MIAMI HEAT (7-4): Più va avanti la stagione, più ne si ha la certezza: gli Heat, al completo, hanno una “spina dorsale” di primissima fascia. Bosh è tornato su livelli altissimi, Wade, ben centellinato, è sempre un giocatore di classe superiore, Whiteside si sta confermando uno dei migliori animali da pitturato della Lega. Partendo da questa base, si può arrivare ovunque. Qualche passo falso a inizio novembre, per poi sciogliersi e ribaltare il proprio score, superando Washington nella Division e candidandosi per un posto playoff (anche se è troppo presto per fare previsioni). E se Dragic sembra ancora stentare, ecco che Tyler Johnson spunta dal sottobosco e si impone come una delle sorprese più belle delle ultime settimane. Liberato dalla panchina per volere di Riley (che ha scambiato Chalmers proprio per dare spazio al prodotto di Fresno State), il #8 si sta rivelando preziosa alternativa per allungare le rotazioni e dare minuti di riposo a D-Wade. Il recente tonfo contro Minnesota stona con lo spartito, ma l’immediato riscatto contro i Kings è prova di maturità e solidità.

WASHINGTON WIZARDS (5-4): Rispetto alle buone indicazioni di inizio stagione, qualche deciso passo indietro. Perché? La verità non sta in tasca, ma ci sono almeno un paio di ipotesi plausibili: Beal, che era il terminale offensivo principale e spalla ideale di Wall, si è fermato di nuovo per problemi fisici, e la personalità della squadra parea sotto i tacchi. Pochi giorni fa, Randy Wittman ha imputato ai suoi mancanza di intensità. Di certo, non gli si può dare torto. Wall sembra stufo di predicare nel deserto, Gortat e Nene non fanno un centro dominante in due e la panchina è quella che è. Così, anche i discreti miglioramenti di Porter e la vena da triplista (inteso come tiratore, e non saltatore) di Humphries vengono gettati al vento. Tradotto in soldoni: seconda peggior difesa della Lega, 109 punti concessi per match, che vanifica il buon score di 103 segnati. La bella vittoria contro i Bucks potrebbe ridare la scossa, ma con questi Wizs non si sa mai. Morale? Bradley Beal serve come il pane.

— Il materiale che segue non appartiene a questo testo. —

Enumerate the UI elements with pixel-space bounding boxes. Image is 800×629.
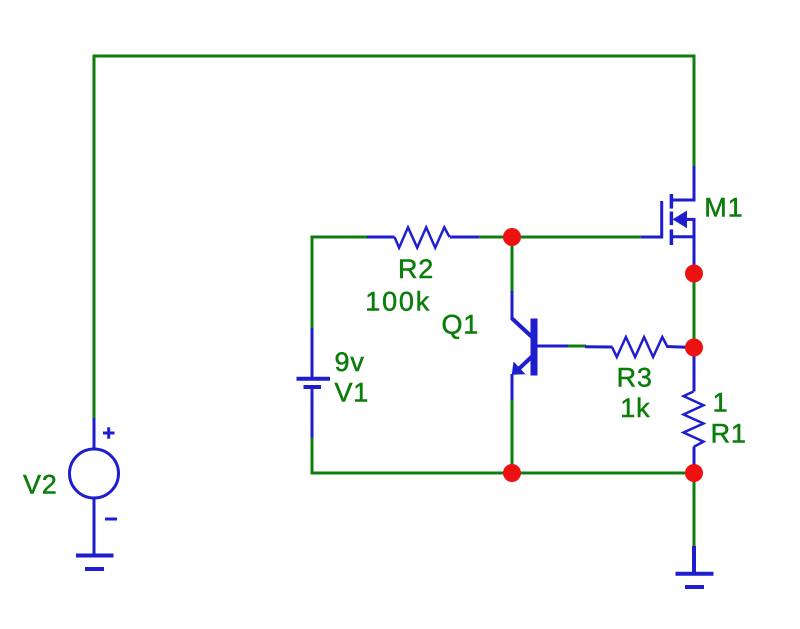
svg-text:R1: R1	[711, 418, 747, 448]
wire bottom rail	[312, 437, 694, 473]
wire node A down to Q1 collector	[511, 237, 514, 292]
battery V1	[297, 328, 331, 438]
junction node R3/R1	[685, 339, 703, 357]
svg-text:Q1: Q1	[442, 310, 480, 340]
wire top horizontal V2+ to M1 drain	[94, 56, 694, 418]
wire battery left branch: top to R2 and down to battery + pin	[312, 237, 368, 330]
svg-text:R3: R3	[617, 362, 653, 392]
resistor R3	[585, 337, 694, 357]
voltage source V2	[70, 418, 119, 554]
wire Q1 emitter down to bottom rail	[511, 399, 514, 473]
wire node A to M1 gate	[512, 236, 641, 239]
wire M1 source node to R3 node	[693, 273, 696, 348]
transistor Q1	[512, 291, 569, 400]
wire R2 right lead to node A	[478, 236, 512, 239]
wire R1 bottom node to ground stem	[693, 473, 696, 547]
junction node R1/rail/ground	[685, 464, 703, 482]
svg-text:100k: 100k	[365, 287, 431, 317]
junction node A (R2/gate/Q1 collector)	[503, 228, 521, 246]
ground under V2	[76, 556, 114, 570]
svg-text:1k: 1k	[620, 393, 650, 423]
junction node M1 source	[685, 265, 703, 283]
svg-text:M1: M1	[704, 193, 743, 223]
svg-text:1: 1	[713, 387, 729, 417]
mosfet M1	[641, 166, 694, 273]
junction node emitter/rail	[503, 464, 521, 482]
wire Q1 base to R3	[567, 345, 586, 348]
svg-text:V1: V1	[335, 377, 370, 407]
resistor R1	[684, 348, 704, 473]
ground bottom right	[676, 546, 714, 587]
resistor R2	[367, 227, 479, 247]
svg-text:V2: V2	[23, 470, 58, 500]
svg-text:R2: R2	[398, 254, 434, 284]
svg-text:9v: 9v	[335, 347, 365, 377]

CHARLOTTE HORNETS (6-6): Pian piano, forse, qualcosa si muove. Finalmente, ma diciamolo a bassa voce, Charlotte ha dato qualche segno di vita. Tutto nasce dal buon momento di alcuni degli acquisti estivi che, terminato il processo di ambientamento, si stanno lasciando andare. Batum sembra quello dei giorni buoni a Portland: solido tatticamente e ordinato in difesa, pericoloso dall’arco e intenso anche in fase d’attacco (in novembre, oltre 18 punti di media). I due Jeremy che arrivano dalla panchina, Lamb e Lin, risultano spesso e volentieri tra i migliori realizzatori della squadra (rispettivamente, 12.5 e 11.8 punti di media). E’ soprattutto l’ex OKC a sorprendere. Finalmente, per lui e per chi gli ha sempre creduto, si sta levando di dosso le timidezze e gli impacci dei giorni in maglia Thunder. Per il resto beh, nulla di nuovo: tutti questi discorsi non varrebbero se, alla base, non ci fossero le buone performances di Walker e Jefferson, il duo di riferimento per coach Clifford.

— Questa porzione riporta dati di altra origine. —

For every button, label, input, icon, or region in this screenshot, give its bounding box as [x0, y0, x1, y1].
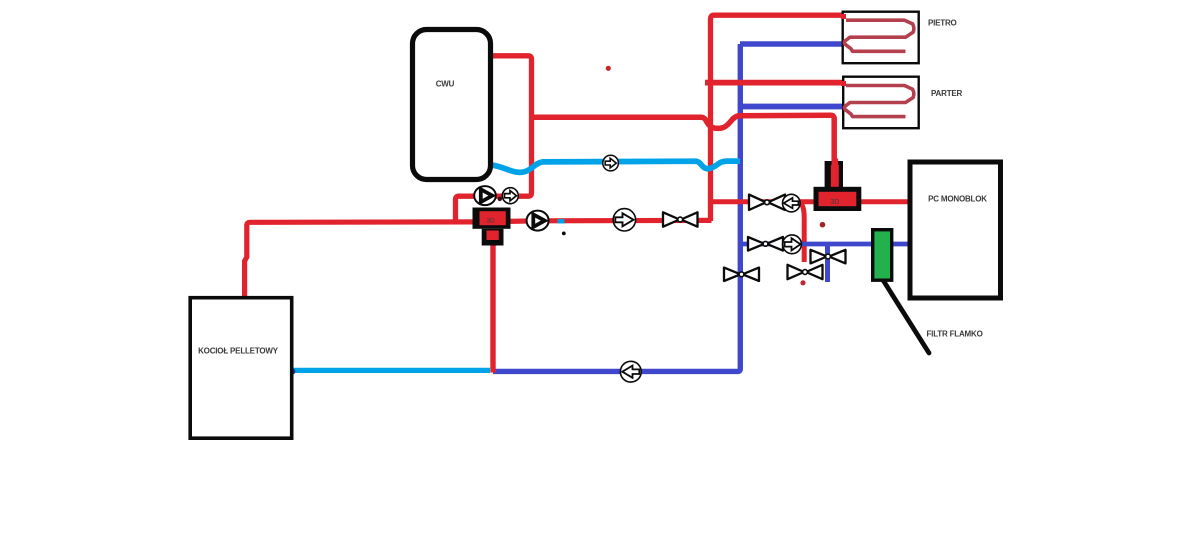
heat pump PC MONOBLOK [910, 162, 1001, 298]
radiator box PIETRO [843, 12, 919, 64]
radiator box PARTER [843, 77, 919, 129]
pump P4 (open arrow) on main line [613, 209, 635, 231]
valve V6 on blue vertical x740 [724, 268, 759, 281]
valve V4 on blue stub x827 [811, 250, 846, 264]
radiator coil PARTER [844, 86, 913, 117]
pump P1 (filled rotor) near CWU [474, 186, 496, 205]
wire: red from CWU tank top outlet down x531 and back to pumps y196 [456, 56, 532, 222]
pump P8 (open arrow, right) on blue line [783, 235, 802, 254]
node: red dot below valve V5 [800, 280, 805, 285]
wire: blue stub below valve at x827 [825, 244, 830, 282]
svg-text:FILTR FLAMKO: FILTR FLAMKO [927, 330, 983, 339]
tank CWU [413, 30, 491, 180]
filter FILTR FLAMKO (green) [873, 230, 892, 281]
3-way valve 3D #2 (left) stem [482, 229, 504, 246]
pump P2 (open arrow) near CWU [502, 188, 518, 204]
wire: cyan boiler supply to CWU y161-166 with wiggles [491, 161, 740, 172]
boiler KOCIOL PELLETOWY [190, 298, 292, 439]
valve V1 on main line [663, 212, 698, 226]
radiator coil PIETRO [844, 20, 913, 51]
valve V3 on blue line [748, 237, 783, 251]
svg-text:3D: 3D [831, 199, 840, 206]
valve V5 (lower middle) [788, 265, 823, 279]
node: red dot near 3D#1 [820, 222, 826, 228]
node: red dot upper middle [606, 66, 611, 71]
wire: red supply riser to PIETRO (vertical x709 + top run) [711, 15, 842, 221]
svg-text:PIETRO: PIETRO [928, 19, 957, 28]
wire: blue return from PIETRO y44 [740, 41, 842, 46]
3-way valve 3D #2 (left) body [473, 208, 511, 229]
pump P6 (open arrow, left) on bottom return [620, 361, 641, 382]
wire: blue run to PC MONOBLOK y244 [740, 242, 910, 247]
wire: cyan dash on red main line [558, 219, 565, 223]
wire: red curved branch down from 3D valve inlet [797, 202, 804, 262]
wire: red drop from 3D valve 2 to bottom return x493 [490, 244, 495, 373]
svg-text:CWU: CWU [436, 80, 455, 89]
3-way valve 3D #1 (right) stem [825, 159, 843, 189]
svg-text:3D: 3D [486, 218, 495, 225]
3-way valve 3D #1 (right) body [814, 187, 862, 211]
wire: cyan bottom run boiler to x490 [293, 368, 491, 373]
wire: red stub into PIETRO [841, 14, 846, 19]
wire: blue return main vertical x740 with bottom run to boiler [493, 44, 740, 371]
wire: red run from junction to PC MONOBLOK y201.8 [711, 199, 911, 204]
pump P3 (filled rotor) on main line [527, 211, 549, 231]
node: dark dot between pumps [498, 197, 502, 201]
node: navy dot at boiler outlet [289, 369, 295, 375]
wire: red main top run y117 with dip and drop to 3D valve [532, 115, 835, 163]
wire: red stub into PARTER [841, 81, 846, 86]
pump P7 (open arrow, left) on red line to 3D#1 [783, 194, 801, 212]
svg-text:KOCIOŁ PELLETOWY: KOCIOŁ PELLETOWY [198, 347, 279, 356]
pump P5 (open arrow) on cyan line [603, 155, 619, 171]
wire: red main middle run y220.9 from boiler riser to junction x709 [245, 220, 712, 296]
node: black dot below main line [562, 232, 566, 236]
svg-text:PARTER: PARTER [931, 89, 963, 98]
pointer line to FILTR FLAMKO [880, 275, 930, 354]
valve V2 on red line to 3D#1 [749, 195, 785, 210]
wire: red supply to PARTER y82.6 [705, 80, 842, 86]
svg-text:PC MONOBLOK: PC MONOBLOK [928, 195, 987, 204]
wire: blue return from PARTER y106.5 [740, 104, 842, 110]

ORLANDO MAGIC (6-6): Anche Orlando strizza l’occhio al 50%. Accelerazione figlia della crescente amalgama tra i giovani interpreti e la filosofia di Scott Skiles. La stagione sarà un’altalena; quest’ultimo periodo, però, ha fatto registrare un momento di ‘alto’. In Florida dovranno ragionare così: day-by-day. Sconfitta con Pacers e Wizards che bruciano ma ci stanno, in particolare se compensate con i bei successi contro gli ostici Raptors e Jazz; poi la vittoria facilina con i 76ers e le sudate contro Minnie e Lakers, quando è stato il buzzer beater di Vucevic a riseolvere. Il tutto nel segno di un Tobias Harris tuttofare, un Fournier on fire più che mai e rimpiazzi che, quando chiamati in causa, si fanno trovare pronti. Come Payton, bravo a sopperire alla mancanza dell’acciaccato Oladipo, mentre Dedmon e Frye hanno fatto il possibile per sostituire Vucevic, out per un paio di gare (prima di ripresentarsi proprio nella serata del canestro vincente con LA).